When Aetna Hose, Hook and Ladder Company fire engines arrived outside of the historic Green Mansion on Main Street for a search-and-rescue operation last week, it was members of city council donning the gear.
“Coming from a military background, you think you understand what the firefighter goes through. I can tell you I have a much greater respect for what the firefighters do,” Mayor Jerry Clifton said. “You put on 80 pounds of equipment, enter a building with a hose, and it’s not as easy as it looks.”
The search-and-rescue simulation was part of a larger demonstration that allowed Clifton along with council members Jen Wallace, Stu Markham, James Horning Jr. and Jason Lawhorn to learn first-hand what it takes when the volunteers respond to a call.
The evening started with an overview of the department and its operations. After the presentation, the attendees used hydraulic rescue tools to simulate a vehicle extraction.
Aetna ramped up the demonstration by having the officials wear full gear and a self-contained breathing apparatus to breach the Green Mansion with a charged hose line, simulating a search for trapped victims.
“We are lucky to have so many dedicated volunteers who are willing to keep us safe. It certainly is a difficult job and I think we can all recognize that, but once you actually have the hands-on opportunity to try on the equipment and get to use some of the equipment, it does bring it on home just how much of a commitment that these volunteers have to our community,” Wallace said.
While Wallace noted that it was fun, she said that it further articulated the seriousness of what the volunteer firefighters do.
“It is a physically demanding job and I think that the experience helps me learn just how much of an emotionally charged job it is, as well,” she said. “We were able to realize a fuller picture of what it takes to volunteer yourself in this capacity. As elected officials, we’re volunteers as well. It’s a lot easier to be up on the dais answering questions than to rush into a burning building.”

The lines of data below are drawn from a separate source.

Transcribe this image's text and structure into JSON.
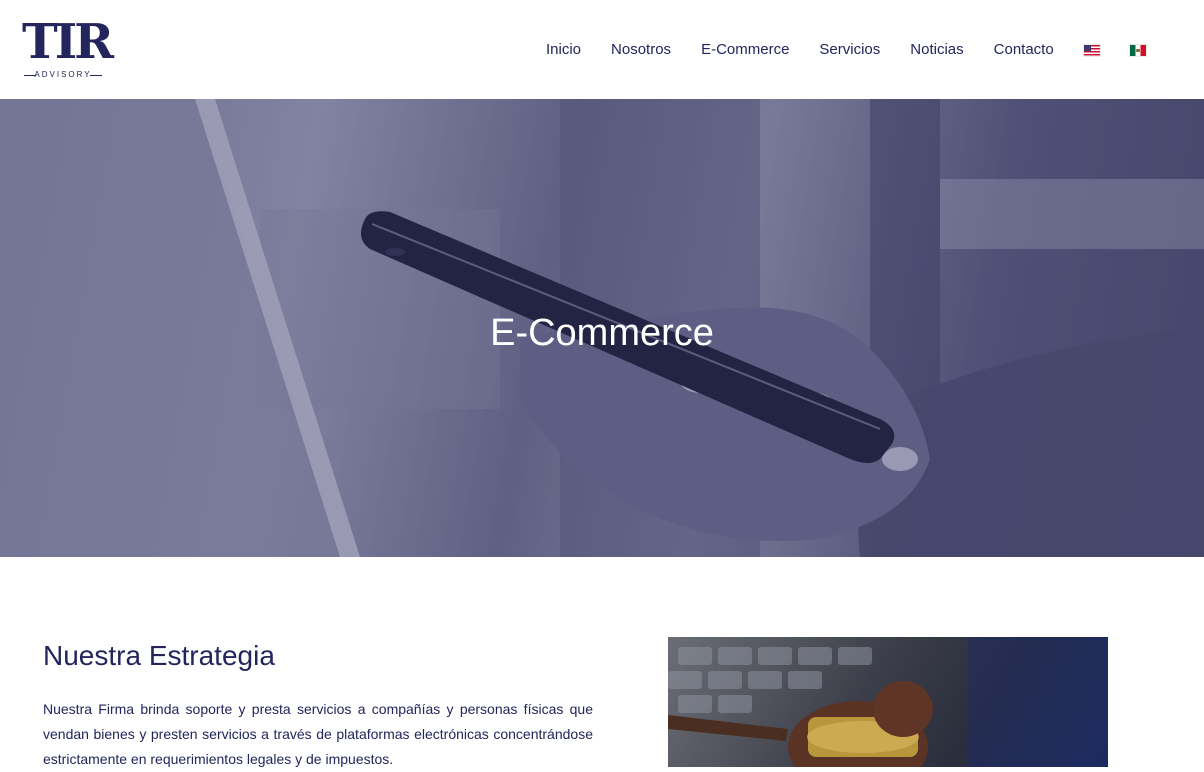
{
  "brand": {
    "logo_mark": "TIR",
    "logo_sub": "ADVISORY"
  },
  "nav": {
    "items": [
      "Inicio",
      "Nosotros",
      "E-Commerce",
      "Servicios",
      "Noticias",
      "Contacto"
    ],
    "flags": [
      "us-flag-icon",
      "mexico-flag-icon"
    ]
  },
  "hero": {
    "title": "E-Commerce"
  },
  "content": {
    "title": "Nuestra Estrategia",
    "paragraph": "Nuestra Firma brinda soporte y presta servicios a compañías y personas físicas que vendan bienes y presten servicios a través de plataformas electrónicas concentrándose estrictamente en requerimientos legales y de impuestos."
  },
  "colors": {
    "brand_navy": "#23255c",
    "hero_tint": "#5a5a80"
  }
}
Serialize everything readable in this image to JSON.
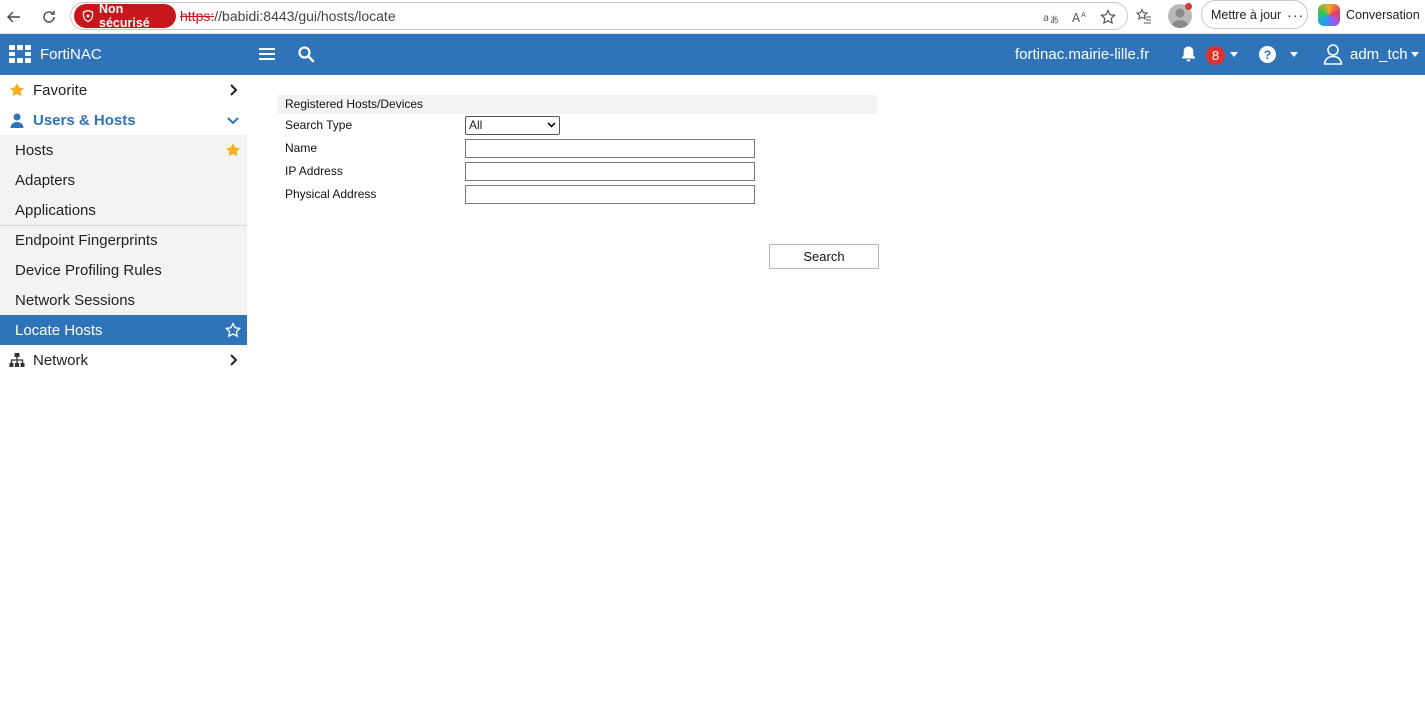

Clifton noted that, during the class portion, Aetna representatives went over the number of calls and responses, and shared body camera footage that gave a visual of what firefighters actually experience.
A full-time, paid fire department would cost the city $10 million or more, Clifton said. Aetna, he noted, does its work for about $4.5 million.
“That, to me, is just amazing that they can keep the doors open for less than half of what it would take to have a full-time fire department,” he said.
For Wallace, who said she already had a high regard for firefighters – she recalled Sunday dinners as a child, none of which passed without her uncle taking off at the sound of a fire whistle – it also helped her recognize the behind-the-scenes work that is necessary for the department to continue functioning.
“On one hand, it’s critical for us as elected officials to really understand the function of our volunteer fire service. They’re one of our first-line defenses for disasters in our city,” she said. “But I think it’s larger than that. It’s about being a community and interacting with other organizations that are outside of the official government. Nonprofits that make up our community and civic associations – we’re all in this together. The more that our elected officials can get out there and have those experiences, the better able we are to represent the community.”
Clifton agreed with that sentiment, noting that he wished the community at large could experience what council experienced.
“It really just gives you a new perspective and certainly a much greater appreciation for what our local heroes do on a daily basis,” he said, adding, “I slept well that night. It was really draining, but it was an experience I wouldn’t change for anything.”